Seek out West’s “The House of the Devil.” This 2009 film also concerns a woman in peril amidst panic over satanic cults, and it’s a quiet and very scary slow burn that is driven by financial desperation, or, in other words, has a point beyond gratifying cinema fever. One murder — of a character played by a future A-list director — is so jolting I haven’t forgotten it 15 years later. In that film, West maintains an aura of authentic melancholy and dread. West’s early films move to their own beat. Let’s hope that he rediscovers that groove.

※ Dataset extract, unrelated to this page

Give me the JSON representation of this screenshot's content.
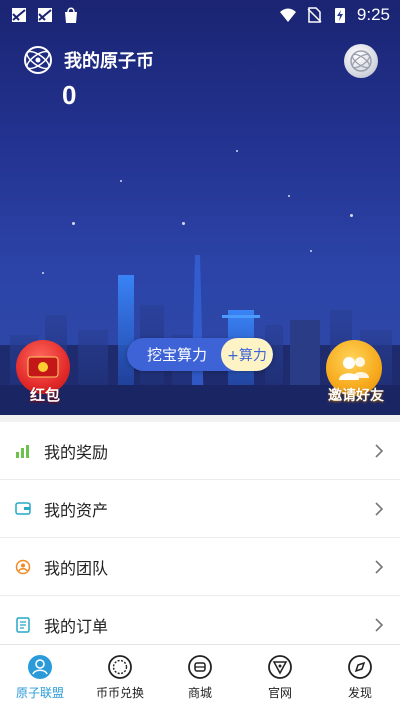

Jeff Nichols’ “The Bikeriders” is also a pastiche, of outlaw biker movies like the Marlon Brando vehicle “The Wild One,” which is quoted, but that contrivance is intentional. The bikers of this film are poignantly role-playing, particularly the leader of the pack, Johnny, who is played by Tom Hardy with one of the most resonant of his unplaceable accents. Hardy is playing an anonymous working-class man playing at Brando, and it’s one of the greatest performances of his career — a deliberately show-off-y piece of work that’s about the fear that drives said showing off. This fear informs the pastiche of the film with an actual point. It’s a nostalgic movie about the limits of nostalgia.

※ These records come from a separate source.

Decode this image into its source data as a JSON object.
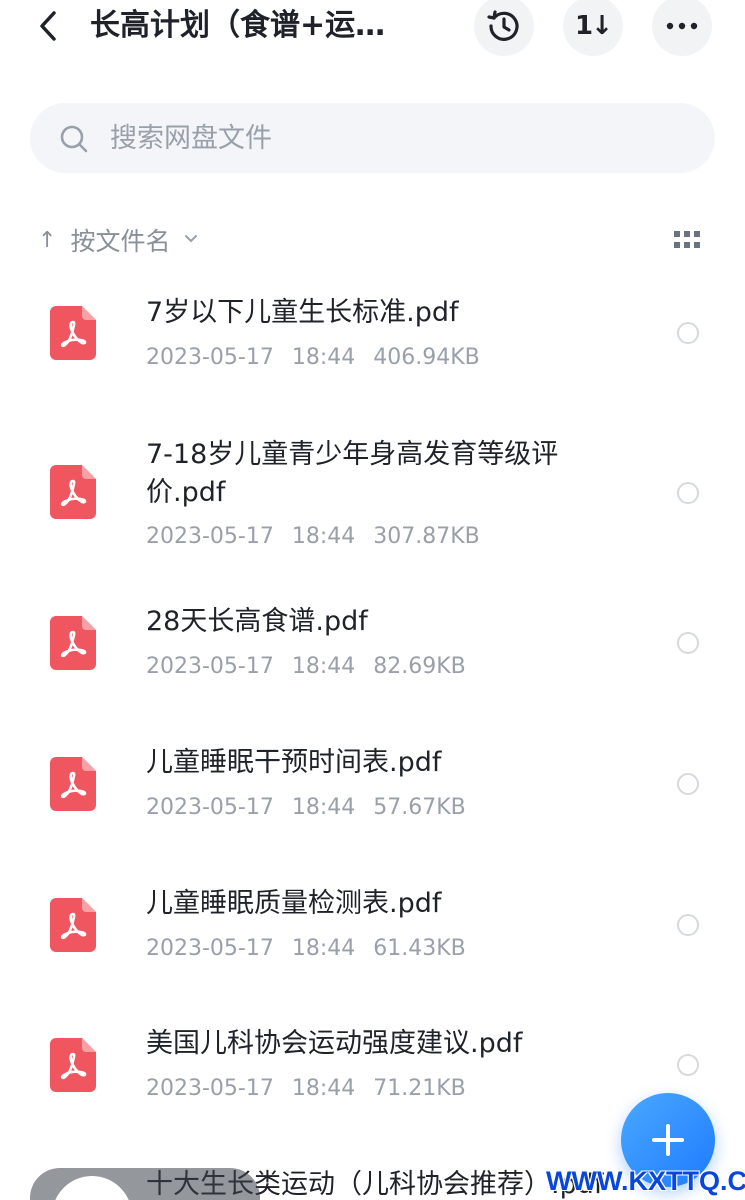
{
  "header": {
    "title": "长高计划（食谱+运…",
    "history_icon": "history-icon",
    "sort_icon": "sort-toggle-icon",
    "sort_glyph": "1↓",
    "more_icon": "more-icon",
    "more_glyph": "•••"
  },
  "search": {
    "placeholder": "搜索网盘文件",
    "value": ""
  },
  "sort": {
    "label": "按文件名"
  },
  "colors": {
    "accent": "#1e7bff",
    "pdf": "#f0565f",
    "text": "#1f2329",
    "meta": "#9aa0aa"
  },
  "files": [
    {
      "name": "7岁以下儿童生长标准.pdf",
      "date": "2023-05-17",
      "time": "18:44",
      "size": "406.94KB"
    },
    {
      "name": "7-18岁儿童青少年身高发育等级评价.pdf",
      "date": "2023-05-17",
      "time": "18:44",
      "size": "307.87KB"
    },
    {
      "name": "28天长高食谱.pdf",
      "date": "2023-05-17",
      "time": "18:44",
      "size": "82.69KB"
    },
    {
      "name": "儿童睡眠干预时间表.pdf",
      "date": "2023-05-17",
      "time": "18:44",
      "size": "57.67KB"
    },
    {
      "name": "儿童睡眠质量检测表.pdf",
      "date": "2023-05-17",
      "time": "18:44",
      "size": "61.43KB"
    },
    {
      "name": "美国儿科协会运动强度建议.pdf",
      "date": "2023-05-17",
      "time": "18:44",
      "size": "71.21KB"
    },
    {
      "name": "十大生长类运动（儿科协会推荐）.pdf"
    }
  ],
  "watermark": "WWW.KXTTQ.COM"
}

For a little while, there’s another fear: that Nichols is going to lean too hard on Martin Scorsese’s “Goodfellas,” with its blasts of rock-n-roll and violence and freeze frames and ironic use of faux interviews. Nichols gradually pumps the breaks on that homage, and “The Bikeriders” opens up into an intuitive mood bath. The film is framed by interviews with Kathy (Jody Comer), who married Benny (Austin Butler), one of Johnny’s most trusted soldiers. The film is driven by Benny’s divide between Kathy and Johnny. A hack might’ve made it easier by coding one of the characters as less sympathetic than the other, but Nichols allows you to feel the conflict. Benny loves both of them. That’s it in terms of plot, and some audiences may be put off by Nichols’ shaggy tempo.

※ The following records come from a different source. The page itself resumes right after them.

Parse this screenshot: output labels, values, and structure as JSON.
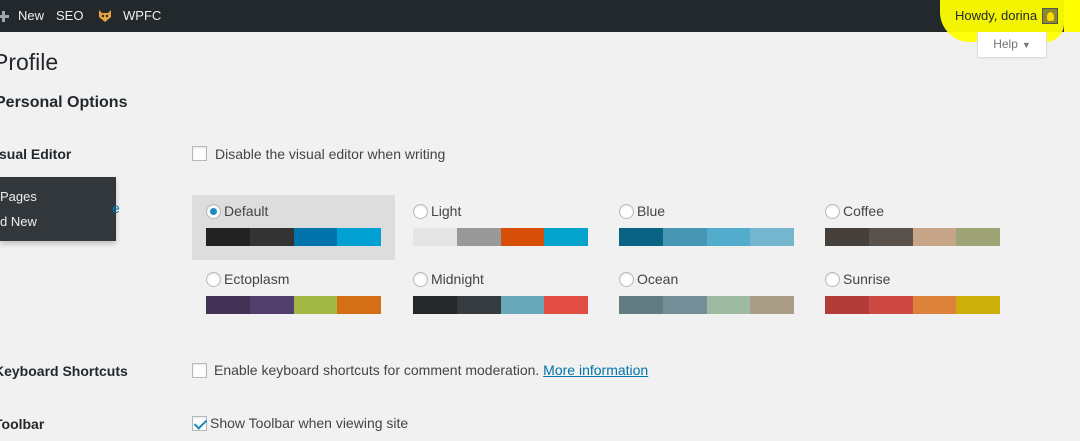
{
  "adminbar": {
    "new_label": "New",
    "seo_label": "SEO",
    "wpfc_label": "WPFC",
    "howdy": "Howdy, dorina"
  },
  "help": {
    "label": "Help",
    "arrow": "▼"
  },
  "page": {
    "title": "Profile",
    "section_title": "Personal Options"
  },
  "flyout": {
    "item1": "Pages",
    "item2": "d New",
    "edge": "e"
  },
  "visual_editor": {
    "label": "Visual Editor",
    "text": "Disable the visual editor when writing",
    "checked": false
  },
  "color_schemes": [
    {
      "name": "Default",
      "selected": true,
      "colors": [
        "#222222",
        "#333333",
        "#0073aa",
        "#00a0d2"
      ]
    },
    {
      "name": "Light",
      "selected": false,
      "colors": [
        "#e5e5e5",
        "#999999",
        "#d64e07",
        "#04a4cc"
      ]
    },
    {
      "name": "Blue",
      "selected": false,
      "colors": [
        "#096484",
        "#4796b3",
        "#52accc",
        "#74b6ce"
      ]
    },
    {
      "name": "Coffee",
      "selected": false,
      "colors": [
        "#46403c",
        "#59524c",
        "#c7a589",
        "#9ea476"
      ]
    },
    {
      "name": "Ectoplasm",
      "selected": false,
      "colors": [
        "#413256",
        "#523f6d",
        "#a3b745",
        "#d46f15"
      ]
    },
    {
      "name": "Midnight",
      "selected": false,
      "colors": [
        "#25282b",
        "#363b3f",
        "#69a8bb",
        "#e14d43"
      ]
    },
    {
      "name": "Ocean",
      "selected": false,
      "colors": [
        "#627c83",
        "#738e96",
        "#9ebaa0",
        "#aa9d88"
      ]
    },
    {
      "name": "Sunrise",
      "selected": false,
      "colors": [
        "#b43c38",
        "#cf4944",
        "#dd823b",
        "#ccaf0b"
      ]
    }
  ],
  "keyboard_shortcuts": {
    "label": "Keyboard Shortcuts",
    "text": "Enable keyboard shortcuts for comment moderation.",
    "link": "More information",
    "checked": false
  },
  "toolbar": {
    "label": "Toolbar",
    "text": "Show Toolbar when viewing site",
    "checked": true
  }
}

On the other hand, I found the film to be beautiful and stirring, a period picture that allows you to drink in its haunted Americana. Butler is clearly the supernova actor-hunk that Hollywood wants him to be; he’s cool and moving without cheapening Benny’s torment with macho posturing. The film’s centerpiece is a long sequence where Johnny asks Benny to be his heir to his expanding club, which is played by both actors openly as a love scene. For all our progressive talk, we’re still uncomfortable as a culture with male vulnerability, and Nichols, with only a handful of memorable male gothics under his belt, has established himself as one of its supreme modern poets.
One more work of pastiche, easily the weakest of the summer so far: “Beverly Hills Cop: Axel F.” Eddie Murphy is back as Axel Foley, the Detroit detective who for some reason often winds up going vigilante while solving cases in Beverly Hills. I don’t have it in me to summarize the particulars, so let’s just say that it’s the same dung, different day. There are pitiful Easter eggs for the fans, limp action, limper jokes, and Murphy, who looks great but couldn’t be more bored with what he’s having to walk through here. Murphy’s been sleeping through a lot of movies lately, including the even worse “Coming 2 America” and the ill-advised Jonah Hill movie, “You People.” I would love to see him engaged in something again, but these rehash jobs are unlikely to do the trick.
Fun fact: Kevin Bacon also pops up in “Axel F” and he gives a more controlled and menacing performance than he does in the otherwise far superior “Maxxxine.” His performance here would make more sense in that movie. Such are the peculiarities of Hollywood’s nostalgia machine. Throw everything against the wall and see what sticks.
“Maxxxine” and “The Bikeriders” are now in theaters. “Beverly Hills Cop: Axel F” is streaming on Netflix.